Note: you cannot mix the two approaches. Also, directly interacting with body will prevent you to use body_params and files within the same request.

Errors and redirects

Speaking of handling requests, you would like to perform specific actions on errors.

If we look at the given example for the parameters again, what happens when the user calls the URL without passing the editor query parameter?

Maybe you want to redirect the client with a default parameter:

from emmett import redirect, url

@app.route("/post/<int:id>")
async def post(id):
    editor = request.query_params.editor
    if editor == "markdown":
        # code
    elif editor == "html":
        # code
    else:
        redirect(url('post', id, params={'editor': 'markdown'}))

which means that, when the editor var is missing, we force the user to markdown.

The redirect function of Emmett accepts a string for the URL, and acts like an exception, interrupting the execution of your code.

Maybe, you prefer to show your 404 page:

from emmett import abort

@app.on_error(404)
async def not_found():
    return app.render_template("404.html")

@app.route("/post/<int:id>")
async def post(id):
    editor = request.query_params.editor
    if editor == "markdown":
        # code
    elif editor == "html":
        # code
    else:
        abort(404)

That's all it takes.

So you've just learned three handy aspects of Emmett:

  • redirect and abort allow you to stop the execution of your code;
  • you can set specific actions for your application to perform when it encounters a particular HTTP error code with app.on_error();
  • you can use app.render_template() to render a specific template without the presence of an exposed function or a specific context.

HTTP/2

Changed in version 2.5

Emmett supports serving requests following the HTTP/2 standard. In order for the browser to use HTTP/2 protocol, SSL should be enabled. SSL certificate and key should be passed to develop and serve commands using the relevant --ssl-certfile and --ssl-keyfile options.

Hint: a self-signed SSL certificate can be generated for development purposes using the openssl command, like: openssl req -x509 -newkey rsa:2048 -keyout key.pem -out cert.pem -days 365 -nodes.

Server push

Server push allows for the server to send responses to the client before the client sends the request itself. This is useful when the server can predict what the client will request, thereby saving time at the possible cost of bandwidth if the prediction is wrong.

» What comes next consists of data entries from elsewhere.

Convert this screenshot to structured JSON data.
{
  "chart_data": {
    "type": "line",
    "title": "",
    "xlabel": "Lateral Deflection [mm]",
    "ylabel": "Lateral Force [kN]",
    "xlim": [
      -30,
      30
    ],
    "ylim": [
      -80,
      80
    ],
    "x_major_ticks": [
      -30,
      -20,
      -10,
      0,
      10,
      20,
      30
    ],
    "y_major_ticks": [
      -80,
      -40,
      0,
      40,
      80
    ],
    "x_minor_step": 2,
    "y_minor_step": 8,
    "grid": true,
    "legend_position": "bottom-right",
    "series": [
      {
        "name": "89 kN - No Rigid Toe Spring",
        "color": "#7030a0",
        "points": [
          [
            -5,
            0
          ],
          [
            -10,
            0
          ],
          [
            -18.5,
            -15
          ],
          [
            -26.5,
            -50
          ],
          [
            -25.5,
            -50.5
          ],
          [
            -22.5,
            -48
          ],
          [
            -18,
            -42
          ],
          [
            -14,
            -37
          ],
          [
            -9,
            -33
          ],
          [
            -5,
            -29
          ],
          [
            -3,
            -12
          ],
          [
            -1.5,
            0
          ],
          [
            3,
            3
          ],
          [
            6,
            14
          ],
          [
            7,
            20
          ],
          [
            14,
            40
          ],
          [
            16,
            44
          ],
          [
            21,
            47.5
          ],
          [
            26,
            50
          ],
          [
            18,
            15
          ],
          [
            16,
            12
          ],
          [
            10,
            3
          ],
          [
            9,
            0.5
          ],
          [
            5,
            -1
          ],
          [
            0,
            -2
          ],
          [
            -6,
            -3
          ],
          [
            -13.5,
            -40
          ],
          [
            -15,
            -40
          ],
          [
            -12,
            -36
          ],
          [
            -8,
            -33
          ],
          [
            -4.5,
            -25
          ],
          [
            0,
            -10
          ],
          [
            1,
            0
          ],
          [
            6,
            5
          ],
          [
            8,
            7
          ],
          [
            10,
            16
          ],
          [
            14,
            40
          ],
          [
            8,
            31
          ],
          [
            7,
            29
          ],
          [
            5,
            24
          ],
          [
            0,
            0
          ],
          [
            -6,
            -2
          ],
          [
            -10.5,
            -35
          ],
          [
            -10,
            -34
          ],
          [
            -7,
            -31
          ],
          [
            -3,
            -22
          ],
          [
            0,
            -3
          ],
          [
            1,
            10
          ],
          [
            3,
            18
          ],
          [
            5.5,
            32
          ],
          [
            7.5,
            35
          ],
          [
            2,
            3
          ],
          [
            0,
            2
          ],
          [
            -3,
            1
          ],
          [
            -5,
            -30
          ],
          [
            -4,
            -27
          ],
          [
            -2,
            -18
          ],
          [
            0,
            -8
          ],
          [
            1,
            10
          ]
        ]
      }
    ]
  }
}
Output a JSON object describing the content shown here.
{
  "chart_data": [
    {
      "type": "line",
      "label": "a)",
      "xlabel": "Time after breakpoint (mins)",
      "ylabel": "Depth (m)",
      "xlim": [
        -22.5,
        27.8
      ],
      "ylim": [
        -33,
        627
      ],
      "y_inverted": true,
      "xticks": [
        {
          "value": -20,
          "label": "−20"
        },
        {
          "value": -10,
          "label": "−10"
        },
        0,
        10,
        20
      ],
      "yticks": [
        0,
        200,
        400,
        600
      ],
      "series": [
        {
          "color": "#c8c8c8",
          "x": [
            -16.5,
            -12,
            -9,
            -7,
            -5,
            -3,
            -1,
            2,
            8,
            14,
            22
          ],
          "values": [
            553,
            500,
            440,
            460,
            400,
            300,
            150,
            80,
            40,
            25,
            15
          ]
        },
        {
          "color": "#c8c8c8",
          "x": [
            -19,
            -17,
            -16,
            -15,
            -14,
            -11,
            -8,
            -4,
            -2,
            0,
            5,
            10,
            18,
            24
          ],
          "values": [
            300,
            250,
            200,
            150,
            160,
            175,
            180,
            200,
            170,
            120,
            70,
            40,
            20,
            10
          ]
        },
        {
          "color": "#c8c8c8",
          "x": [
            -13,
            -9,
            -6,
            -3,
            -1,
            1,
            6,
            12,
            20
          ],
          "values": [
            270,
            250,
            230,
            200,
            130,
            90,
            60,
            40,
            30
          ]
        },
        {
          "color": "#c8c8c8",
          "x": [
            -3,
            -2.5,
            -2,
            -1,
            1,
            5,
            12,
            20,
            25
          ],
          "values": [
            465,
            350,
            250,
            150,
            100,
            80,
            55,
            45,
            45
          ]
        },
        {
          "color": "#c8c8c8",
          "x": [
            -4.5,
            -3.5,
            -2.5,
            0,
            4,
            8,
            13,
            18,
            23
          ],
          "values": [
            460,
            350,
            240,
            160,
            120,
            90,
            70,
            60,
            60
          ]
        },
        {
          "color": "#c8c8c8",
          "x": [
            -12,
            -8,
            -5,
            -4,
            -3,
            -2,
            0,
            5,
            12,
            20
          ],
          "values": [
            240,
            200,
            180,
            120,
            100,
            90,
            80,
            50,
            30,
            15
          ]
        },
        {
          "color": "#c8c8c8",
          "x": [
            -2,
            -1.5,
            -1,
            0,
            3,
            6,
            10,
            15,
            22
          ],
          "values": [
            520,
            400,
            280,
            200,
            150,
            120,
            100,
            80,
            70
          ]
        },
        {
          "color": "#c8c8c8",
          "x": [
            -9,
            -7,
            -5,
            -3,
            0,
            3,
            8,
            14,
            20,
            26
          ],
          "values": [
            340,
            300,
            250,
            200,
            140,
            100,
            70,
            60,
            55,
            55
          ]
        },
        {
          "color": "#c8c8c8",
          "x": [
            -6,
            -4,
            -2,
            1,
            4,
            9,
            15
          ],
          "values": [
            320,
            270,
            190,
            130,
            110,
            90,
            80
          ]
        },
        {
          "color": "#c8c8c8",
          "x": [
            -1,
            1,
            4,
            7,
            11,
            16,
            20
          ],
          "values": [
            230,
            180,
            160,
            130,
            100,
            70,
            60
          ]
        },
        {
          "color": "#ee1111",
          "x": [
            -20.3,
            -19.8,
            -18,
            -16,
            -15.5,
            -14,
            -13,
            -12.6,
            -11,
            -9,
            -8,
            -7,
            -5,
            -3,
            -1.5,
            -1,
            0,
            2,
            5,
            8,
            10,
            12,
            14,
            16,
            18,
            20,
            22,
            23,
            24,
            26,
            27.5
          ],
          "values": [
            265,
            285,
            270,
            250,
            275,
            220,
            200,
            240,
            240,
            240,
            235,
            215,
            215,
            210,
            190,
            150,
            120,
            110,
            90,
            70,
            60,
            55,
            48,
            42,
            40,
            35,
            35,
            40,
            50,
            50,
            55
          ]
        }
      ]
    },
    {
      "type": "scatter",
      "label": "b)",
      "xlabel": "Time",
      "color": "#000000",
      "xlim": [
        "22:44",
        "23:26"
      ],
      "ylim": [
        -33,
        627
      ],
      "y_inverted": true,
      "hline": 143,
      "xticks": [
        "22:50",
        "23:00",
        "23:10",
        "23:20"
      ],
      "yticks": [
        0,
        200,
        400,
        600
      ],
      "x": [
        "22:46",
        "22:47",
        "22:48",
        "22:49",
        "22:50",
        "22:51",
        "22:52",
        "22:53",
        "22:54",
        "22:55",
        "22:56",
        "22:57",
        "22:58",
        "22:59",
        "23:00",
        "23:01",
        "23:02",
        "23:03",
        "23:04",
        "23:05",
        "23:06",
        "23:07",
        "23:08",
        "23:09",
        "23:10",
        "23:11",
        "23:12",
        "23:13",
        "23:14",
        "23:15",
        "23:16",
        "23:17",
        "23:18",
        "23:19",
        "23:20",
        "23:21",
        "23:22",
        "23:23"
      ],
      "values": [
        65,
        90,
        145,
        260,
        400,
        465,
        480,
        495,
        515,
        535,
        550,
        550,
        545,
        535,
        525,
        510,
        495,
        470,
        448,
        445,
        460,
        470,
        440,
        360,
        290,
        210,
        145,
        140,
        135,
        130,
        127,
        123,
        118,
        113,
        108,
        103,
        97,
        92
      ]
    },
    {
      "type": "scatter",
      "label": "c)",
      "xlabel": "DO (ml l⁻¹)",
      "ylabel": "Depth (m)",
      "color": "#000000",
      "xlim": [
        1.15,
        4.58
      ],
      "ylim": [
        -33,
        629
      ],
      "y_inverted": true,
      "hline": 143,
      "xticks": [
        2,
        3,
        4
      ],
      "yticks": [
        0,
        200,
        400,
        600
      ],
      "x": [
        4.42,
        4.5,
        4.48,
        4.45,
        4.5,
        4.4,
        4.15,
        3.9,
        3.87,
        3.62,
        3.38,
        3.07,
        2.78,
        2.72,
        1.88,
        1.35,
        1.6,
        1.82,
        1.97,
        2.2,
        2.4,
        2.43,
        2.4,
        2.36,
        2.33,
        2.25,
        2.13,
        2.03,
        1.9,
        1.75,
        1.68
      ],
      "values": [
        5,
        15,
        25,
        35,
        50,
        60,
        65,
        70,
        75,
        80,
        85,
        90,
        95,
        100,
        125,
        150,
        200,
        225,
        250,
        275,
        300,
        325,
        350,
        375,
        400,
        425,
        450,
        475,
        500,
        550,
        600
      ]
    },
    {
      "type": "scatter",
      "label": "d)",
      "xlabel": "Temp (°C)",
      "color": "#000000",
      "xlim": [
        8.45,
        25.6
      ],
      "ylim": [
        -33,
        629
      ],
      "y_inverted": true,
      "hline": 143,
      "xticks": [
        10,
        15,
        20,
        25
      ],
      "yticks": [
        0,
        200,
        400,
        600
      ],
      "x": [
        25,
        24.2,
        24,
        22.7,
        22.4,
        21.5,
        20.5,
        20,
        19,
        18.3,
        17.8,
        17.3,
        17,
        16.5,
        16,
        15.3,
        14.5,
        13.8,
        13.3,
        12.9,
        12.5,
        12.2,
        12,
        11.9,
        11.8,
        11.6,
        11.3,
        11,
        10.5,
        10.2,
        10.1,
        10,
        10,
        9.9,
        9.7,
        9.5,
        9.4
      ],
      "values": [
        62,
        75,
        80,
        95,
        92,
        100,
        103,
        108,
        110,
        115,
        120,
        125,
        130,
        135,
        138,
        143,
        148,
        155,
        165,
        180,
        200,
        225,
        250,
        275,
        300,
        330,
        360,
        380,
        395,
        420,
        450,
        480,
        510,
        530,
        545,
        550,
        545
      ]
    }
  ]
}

Emmett supports HTTP/2 server push promises thanks to the Request.push_promise coroutine, which accepts as parameter the url of the static file to be sent. Here is an example:

from emmett import request, url

@app.route("/")
async def index():
    await request.push_promise(url("static", "some_asset.js"))
    return {}

Note: Emmett's integrated HTTP server doesn't support push promises. In order to use this feature you will need to serve your application with a 3rd party server like Hypercorn.